After William Jennings Brian’s loss in 1896, their cause started weakening. Their ship started to sink. In 1900, L. Frank Baum’s wonderful Wizard of Oz was like a desperate flare fired into the night of history, hoping that someone across the centuries would notice, would pay attention to the greatest issue of their era, and ultimately ours, humankind’s escape from the debt money system. Let’s follow the example of Abraham Lincoln when he issued greenbacks in 1862 to save the nation from permanent division.

So before you come up, Bill, I’d just like to say on behalf of the movement, thank you for the work which you’ve done all these many years. Thank you for producing such entertaining, informative, intellectually captivating and very useful material in your very unique way. Ladies and gentlemen, Bill steel. The global economy continues to crash. Unemployment continues to spiral upwards. Government budgets are tightening dramatically in the wake of the global real estate bubble, a bubble that was specifically caused by banks being in complete control of the money supply instead of sovereign nations being in control of their national currency.

That is the basic problem that we’re facing, and until this problem is addressed, no amount of national austerity will stop this continuing cascade of negative economic events. England is trying. The last thing there is to try, that’s to dramatically cut government spending. They call it austerity, but to those of us in this room. We are all acutely aware that this austerity is not going to work. So it’s our obligation to be able to say why this is not working and offer a reasonable solution.

And we call that solution monetary reform. Monetary reform rests on two great inviolable pillars. To me. The first one is that government borrowing must be forbidden. The second one is that banks must stop lending money they do not have. On the first one, the money power. The power to create the national money is the most important power of a sovereign nation. In fact, it is the very definition of sovereignty nations do not have to borrow.

Nations can create. The problem is that when a nation borrows from a bank, as proverbs tells us, the borrower becomes servant to the lender. That is not sovereignty. So what is the result? The nation becomes addicted to the loans, and the banks then have power over it. So you no longer have a sovereign democracy. You have rule by banks. Political science has coined a term for this. It’s called plutocracy.

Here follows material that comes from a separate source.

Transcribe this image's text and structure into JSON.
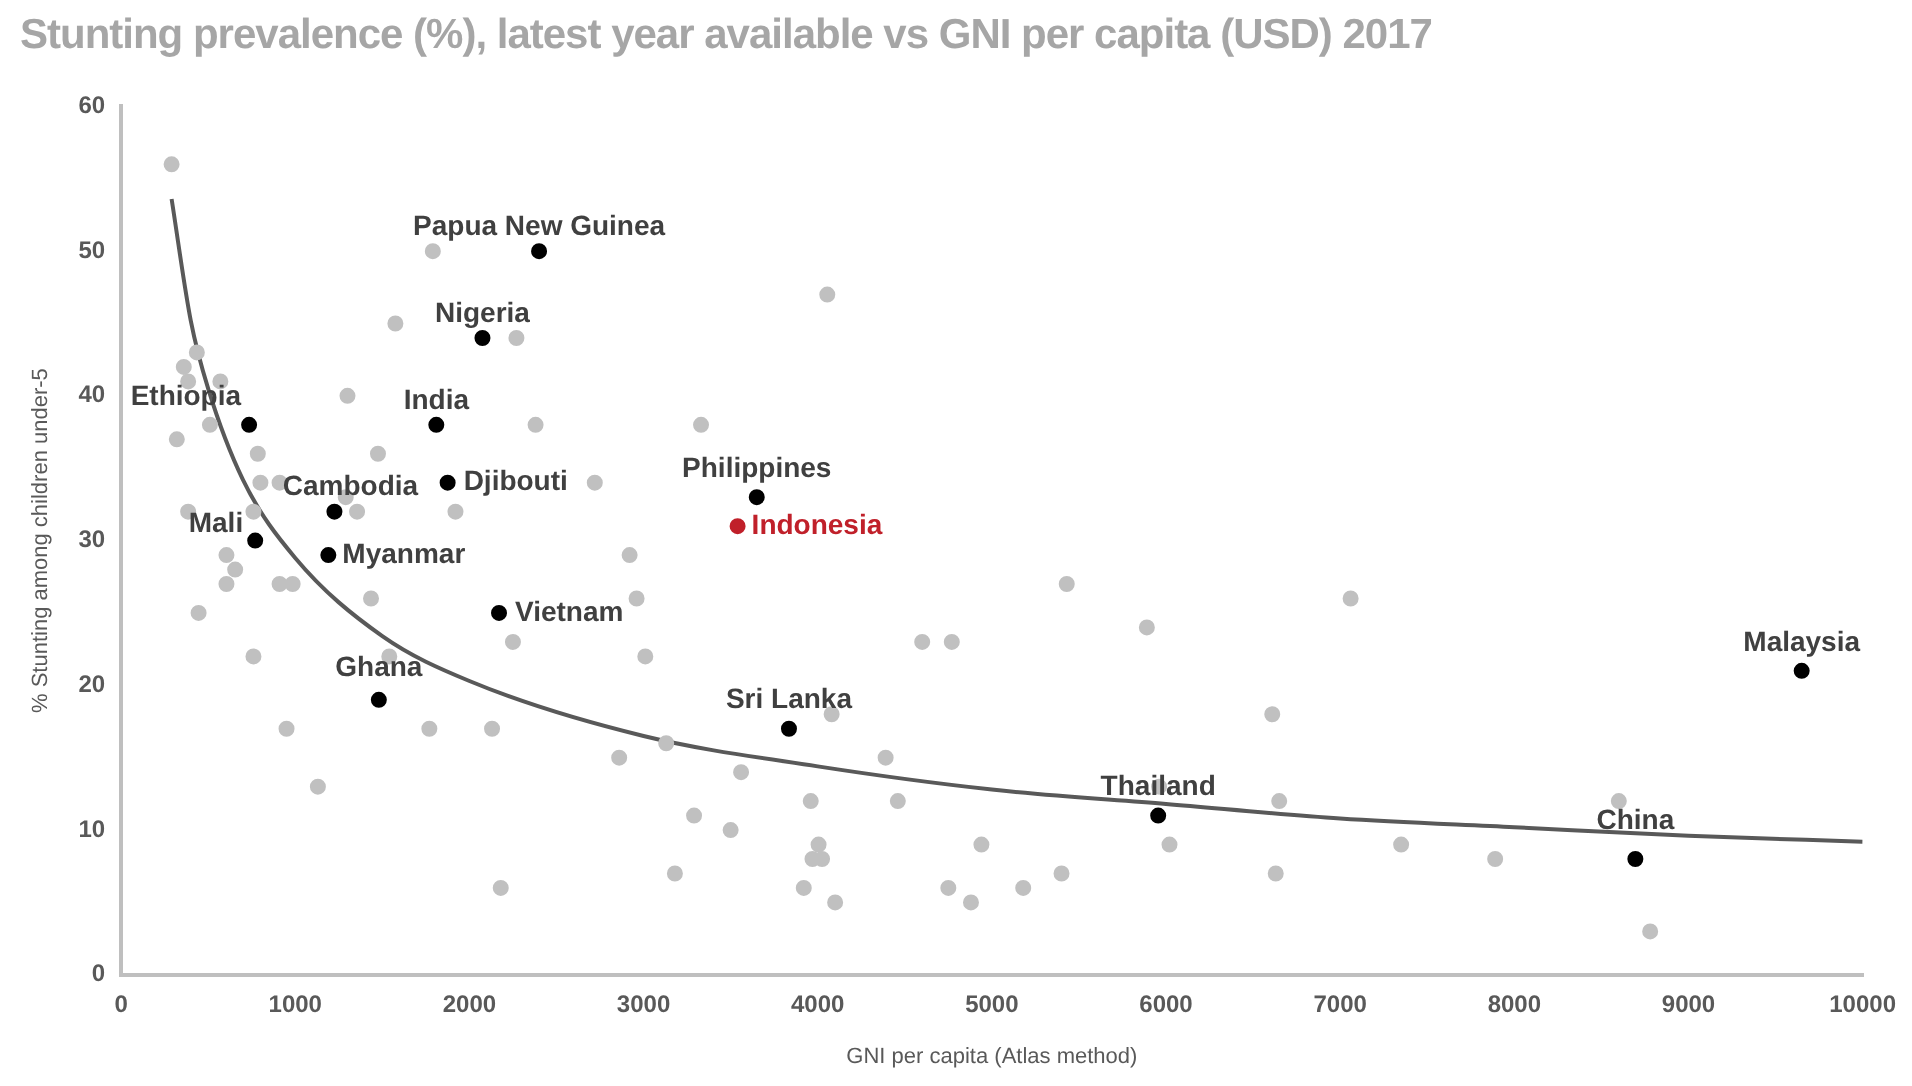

This is our primary problem with the economy of every nation today. They have allowed the national debt system to predominate. I say no more national debt. Let’s use the US example. Today, Mr. Obama has stimulated the economy with about $2 trillion. But here’s the problem. He’s borrowed the money. So he’s borrowed the money mostly from the big banks with interest attached. And then what has he done? He simply turned around and given this money, given it back to the banks, supposedly to lend to us.

What kind of a system is this? It’s insane. You couldn’t design a worst possible system. Banks must stop lending money they do not have. This, as we all know, is called the fractional reserve lending system. It allows banks not to lend out twice as much money, not three times as much money, but ten to twelve times as much money if they follow the rules. And as we know, with the results of the 2008 debacle, here, at least in the United States, that the big banks were leveraged 50 and 52 to one.

Freddie and Fannie were leveraged 72 to one. Goldman Sachs was leveraged 333 to one. And then just about six months ago, Mr. Obama gets on tv and says, you know, I think we should just eliminate the reserve requirement altogether. So 333 to one is not enough. Only infinity will do. If you or I did this, we would be charged with fraud and or counterfeiting. This fractional reserve system allows the banks to consolidate the wealth of the nation.

And that, combined with the national debt, allows them to use that leverage to control the politics of the nation. So this is a two pronged problem. When the wealthiest private citizens have control over the money supply, then the government is no longer sovereign, it is no longer the supreme power of the land, and can no longer operate in the public interest. Government, determined by the citizenry and directed by their elected representatives, is still all that stands between us and serfdom rule by the rich.

In today’s world, the democratic aspects of government have been significantly eroded because entirely and completely because government has lost these two great pillars of truth. They are borrowing from bankers. They have lost control over the quantity of the national money. Those are the two pillars. This is why we know that no amount of austerity or further government borrowing can possibly fix this problem. This week in England, I’ve met with some wonderful younger folks, you saw one of them just now, who have latched on to these essential truths, both formally within the monetary reform community.

And last night, up and coming students at the London School of Economics. These young, inquiring minds realize the old ways aren’t working, that something is very wrong. They can’t get jobs the way their parents could just a generation earlier. They are now propelled through both self interest as well as the normal idealism of young adults, to start looking outside the box of their traditional training for something that will work.

This is a great force. This is wonderfully encouraging. Now more than ever before, I am convinced that our reforms are inevitable. And in the relatively near future, the truth of the manipulation of our money supply can no longer be hidden. These fresh young faces will supply sufficient youthful energy to finally break humanity free of the enslaving shackles of the debt money system. That’s all. Any questions?.